Diana Silvers

Artist Information
Diana Silvers has music in her bones. That’s evident from the first note she sings or strums — from her subtly lush songs that channel the flowing folk of Laurel Canyon and the observational prowess of Phoebe Bridgers— and it will be clear to the sure-to-be instant fans who catch her first live performance as a 2025 Pop-Up Artist at the legendary Newport Folk Festival later this month. The fact that Diana has managed to keep her gift a secret so far is as remarkable as her utterly organic music. She’s been hiding in plain sight, a buzzing actress and model whose musician friends were as stunned as anyone to learn she had been quietly writing songs on guitar and piano as a private practice. When she was pressed to share, an entire album sprang forth, recorded earlier this year at the storied Electric Lady Studios in Greenwich Village. As it turns out, it had been there all along.If you spend any time reading interviews with the Los Angeles-born, New York-based artist, you will notice that nearly all of them bend toward music at some point. During the pandemic’s early days she told Vanity Fair, “I spend half my day in quarantine plonking away at some instrument, making noise just because I like it.” A FLAUNT profile noted that “Silvers’ references are eclectic and inter-generational … Jimi Hendrix and Joni Mitchell share airtime with Taylor Swift and Lana Del Rey.” Her friend, the alt-pop auteur Dominic Fike, once told GQ that she’s “a fucking musical encyclopedia” who helped expand his sonic palette. Pitchfork asked her to share her personal playlist and, clearly impressed, wrote, “Music comes naturally to Diana Silvers.”

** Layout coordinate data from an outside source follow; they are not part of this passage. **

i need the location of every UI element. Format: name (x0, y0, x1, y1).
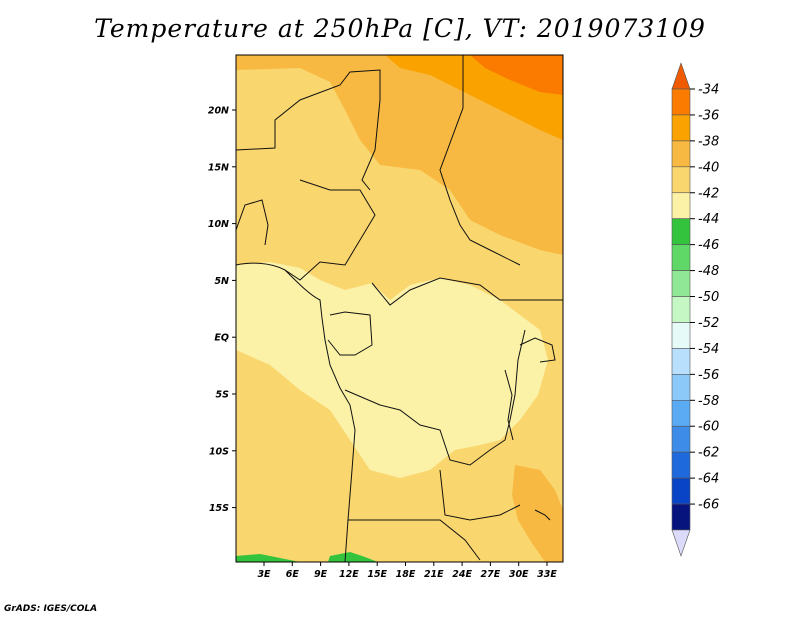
map-frame (235, 54, 564, 563)
lon-tick-label: 9E (314, 569, 328, 580)
temperature-field (236, 55, 563, 562)
colorbar-label: -54 (698, 342, 719, 357)
colorbar-swatch (671, 399, 691, 427)
colorbar-label: -36 (698, 108, 719, 123)
border-east-north (439, 55, 521, 266)
lake-1 (504, 369, 514, 441)
lat-tick-label: 20N (208, 106, 229, 117)
colorbar-label: -60 (698, 420, 719, 435)
colorbar-label: -56 (698, 368, 719, 383)
colorbar-label: -42 (698, 186, 719, 201)
contour-band--44b (328, 552, 378, 562)
border-mid (327, 311, 373, 356)
lon-tick-label: 3E (257, 569, 271, 580)
colorbar-label: -44 (698, 212, 719, 227)
colorbar-label: -62 (698, 446, 719, 461)
colorbar-label: -50 (698, 290, 719, 305)
colorbar-top-arrow (671, 62, 691, 90)
border-south (348, 519, 481, 561)
border-drc (344, 329, 526, 466)
lat-tick-label: 5N (214, 276, 229, 287)
colorbar-label: -40 (698, 160, 719, 175)
colorbar-swatch (671, 348, 691, 375)
contour-band--38 (236, 55, 563, 255)
colorbar-swatch (671, 192, 691, 220)
lon-tick-label: 18E (396, 569, 416, 580)
lat-tick-label: 10N (208, 219, 229, 230)
colorbar-swatch (671, 477, 691, 505)
colorbar-bottom-arrow (671, 529, 691, 557)
lake-3 (534, 509, 551, 521)
colorbar-swatch (671, 296, 691, 323)
colorbar-swatch (671, 503, 691, 531)
lon-tick-label: 33E (537, 569, 557, 580)
colorbar-label: -66 (698, 498, 719, 513)
lon-tick-label: 15E (367, 569, 387, 580)
lon-tick-label: 6E (286, 569, 300, 580)
colorbar-swatch (671, 140, 691, 168)
latitude-axis: 20N 15N 10N 5N EQ 5S 10S 15S (208, 106, 236, 514)
contour-band-southeast (512, 465, 563, 562)
colorbar-label: -48 (698, 264, 719, 279)
coastline-west (236, 262, 356, 562)
colorbar-swatch (671, 374, 691, 401)
colorbar-swatch (671, 270, 691, 297)
colorbar-swatch (671, 88, 691, 116)
contour-band--44 (236, 554, 300, 562)
contour-band--42 (236, 262, 548, 478)
colorbar-label: -46 (698, 238, 719, 253)
colorbar-swatch (671, 244, 691, 271)
lon-tick-label: 24E (452, 569, 472, 580)
contour-band--34 (470, 55, 563, 95)
lat-tick-label: 15S (209, 503, 229, 514)
lat-tick-label: 10S (209, 446, 229, 457)
lon-tick-label: 12E (339, 569, 359, 580)
border-north (236, 69, 381, 191)
lake-2 (519, 337, 556, 363)
colorbar-swatch (671, 114, 691, 142)
border-zambia (439, 469, 521, 521)
colorbar-label: -64 (698, 472, 719, 487)
colorbar-swatch (671, 166, 691, 194)
colorbar-label: -34 (698, 83, 719, 98)
grads-credit: GrADS: IGES/COLA (4, 604, 98, 614)
lon-tick-label: 27E (481, 569, 501, 580)
colorbar-label: -38 (698, 134, 719, 149)
colorbar-swatch (671, 451, 691, 479)
colorbar: -34 -36 -38 -40 -42 -44 -46 -48 -50 -52 -54 -56 -58 -… (671, 62, 719, 557)
lon-tick-label: 21E (424, 569, 444, 580)
lat-tick-label: 15N (208, 162, 229, 173)
border-west-coast-north (236, 199, 269, 246)
lat-tick-label: 5S (216, 390, 230, 401)
border-central (284, 179, 376, 281)
contour-band-south (236, 420, 362, 562)
lon-tick-label: 30E (509, 569, 529, 580)
longitude-axis: 3E 6E 9E 12E 15E 18E 21E 24E 27E 30E 33E (257, 562, 557, 580)
colorbar-label: -52 (698, 316, 719, 331)
colorbar-swatch (671, 322, 691, 349)
lat-tick-label: EQ (214, 333, 229, 344)
map-title: Temperature at 250hPa [C], VT: 201907310… (94, 14, 706, 43)
border-car (371, 277, 563, 306)
colorbar-swatch (671, 218, 691, 245)
borders (236, 55, 563, 562)
colorbar-label: -58 (698, 394, 719, 409)
colorbar-swatch (671, 425, 691, 453)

But all that was before anyone had heard her original music — and little other than a few short but striking Instagram covers, including one where she does “Hey Jude” on the glockenspiel. A self-described “nomad” with a burning curiosity, who often carries a proper film-loaded camera with her, Diana has made fast friends with artists over the years. Electric Lady is a regular haunt for her cohort, and when she decided to finally pick a guitar off the wall and play a tune for them, studio boss Lee Foster was so blown away that he immediately booked her session time and insisted she record there. Before long — before she found her way to Capitol Records — she wrote and co-produced a complete body of work, grounded by an enchanting voice, searching lyrics, and the undeniable ease of her compositions.

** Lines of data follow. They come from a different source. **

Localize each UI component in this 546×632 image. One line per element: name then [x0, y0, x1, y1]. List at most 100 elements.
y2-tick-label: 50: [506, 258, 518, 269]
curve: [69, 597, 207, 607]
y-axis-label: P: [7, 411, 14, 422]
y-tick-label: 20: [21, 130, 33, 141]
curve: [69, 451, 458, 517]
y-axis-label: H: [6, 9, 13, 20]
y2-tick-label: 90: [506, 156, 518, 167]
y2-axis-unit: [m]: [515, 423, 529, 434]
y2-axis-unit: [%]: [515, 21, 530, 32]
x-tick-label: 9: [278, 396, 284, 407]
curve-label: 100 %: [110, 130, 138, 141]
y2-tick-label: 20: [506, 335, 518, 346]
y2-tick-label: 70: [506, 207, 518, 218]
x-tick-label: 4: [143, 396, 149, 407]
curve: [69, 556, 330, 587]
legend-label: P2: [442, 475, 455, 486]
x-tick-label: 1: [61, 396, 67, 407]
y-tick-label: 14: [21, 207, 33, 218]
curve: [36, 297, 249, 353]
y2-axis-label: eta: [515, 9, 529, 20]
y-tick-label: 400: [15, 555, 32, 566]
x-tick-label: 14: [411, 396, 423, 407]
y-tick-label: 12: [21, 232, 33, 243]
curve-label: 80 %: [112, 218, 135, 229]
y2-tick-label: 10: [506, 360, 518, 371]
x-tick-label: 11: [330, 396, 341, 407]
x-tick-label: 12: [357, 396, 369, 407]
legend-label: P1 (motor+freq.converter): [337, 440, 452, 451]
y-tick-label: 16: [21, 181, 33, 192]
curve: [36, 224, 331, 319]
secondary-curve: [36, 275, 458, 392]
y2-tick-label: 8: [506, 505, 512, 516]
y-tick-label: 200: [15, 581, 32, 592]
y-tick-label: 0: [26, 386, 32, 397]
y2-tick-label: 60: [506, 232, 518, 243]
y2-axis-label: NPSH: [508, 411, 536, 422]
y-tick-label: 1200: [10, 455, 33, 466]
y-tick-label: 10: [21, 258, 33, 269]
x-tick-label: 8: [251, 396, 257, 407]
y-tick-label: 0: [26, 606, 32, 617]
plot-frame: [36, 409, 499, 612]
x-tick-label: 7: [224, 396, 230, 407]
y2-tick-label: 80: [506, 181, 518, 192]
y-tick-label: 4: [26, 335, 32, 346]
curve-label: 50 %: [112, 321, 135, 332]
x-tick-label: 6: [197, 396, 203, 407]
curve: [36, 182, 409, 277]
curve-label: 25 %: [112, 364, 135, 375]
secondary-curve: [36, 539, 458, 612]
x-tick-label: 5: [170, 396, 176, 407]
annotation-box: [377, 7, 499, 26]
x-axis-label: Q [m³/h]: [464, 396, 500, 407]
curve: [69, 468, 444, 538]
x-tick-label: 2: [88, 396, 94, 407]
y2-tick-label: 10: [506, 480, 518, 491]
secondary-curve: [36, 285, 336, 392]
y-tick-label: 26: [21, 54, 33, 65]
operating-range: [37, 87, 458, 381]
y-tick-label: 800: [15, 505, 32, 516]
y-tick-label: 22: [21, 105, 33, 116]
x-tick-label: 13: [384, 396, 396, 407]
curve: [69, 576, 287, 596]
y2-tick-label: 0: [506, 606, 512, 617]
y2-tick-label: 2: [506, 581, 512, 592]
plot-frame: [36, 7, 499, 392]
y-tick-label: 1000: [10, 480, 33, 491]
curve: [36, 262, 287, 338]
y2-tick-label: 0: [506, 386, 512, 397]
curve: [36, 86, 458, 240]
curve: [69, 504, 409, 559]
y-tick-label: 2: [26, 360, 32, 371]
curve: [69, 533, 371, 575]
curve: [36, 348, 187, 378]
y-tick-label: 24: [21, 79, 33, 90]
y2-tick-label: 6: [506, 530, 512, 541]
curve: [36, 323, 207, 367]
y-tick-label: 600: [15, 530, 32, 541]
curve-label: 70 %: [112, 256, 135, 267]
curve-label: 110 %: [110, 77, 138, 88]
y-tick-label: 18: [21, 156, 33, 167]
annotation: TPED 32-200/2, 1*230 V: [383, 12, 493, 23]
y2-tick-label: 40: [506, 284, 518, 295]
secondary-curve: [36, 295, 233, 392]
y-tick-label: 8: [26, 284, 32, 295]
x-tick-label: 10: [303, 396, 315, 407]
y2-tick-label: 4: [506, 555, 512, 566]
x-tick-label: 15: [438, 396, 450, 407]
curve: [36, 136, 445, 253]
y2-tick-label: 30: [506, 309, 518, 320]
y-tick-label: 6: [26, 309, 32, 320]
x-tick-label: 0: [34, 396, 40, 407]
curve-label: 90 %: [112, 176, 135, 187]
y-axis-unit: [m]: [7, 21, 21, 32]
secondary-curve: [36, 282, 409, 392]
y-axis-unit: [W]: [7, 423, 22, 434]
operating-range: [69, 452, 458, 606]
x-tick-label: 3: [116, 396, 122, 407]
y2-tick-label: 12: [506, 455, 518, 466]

Throughout her life, Diana’s demonstrated incredible drive, a serious hunger for knowledge, and a seemingly preternatural ability to excel at whatever she dives into. Music has been part of that all the while. One of six children in a house where, as she told WWD, “everyone plays an instrument,” she spent 10 years studying cello, while at the same time growing her popular music education by helping her less technologically inclined dad make mix CDs. She was a competitive tennis player for some time, attended NYU’s Tisch School of the Arts, and her résumé since is far beyond impressive, stretching across film, TV, runways, cover shoots, and campaigns including Celine, Prada, Polo, and more. But when Diana was away from the spotlight, she returned to the form of expression that felt truest. She taught herself guitar, began writing, and — now — is singing that truth to the world.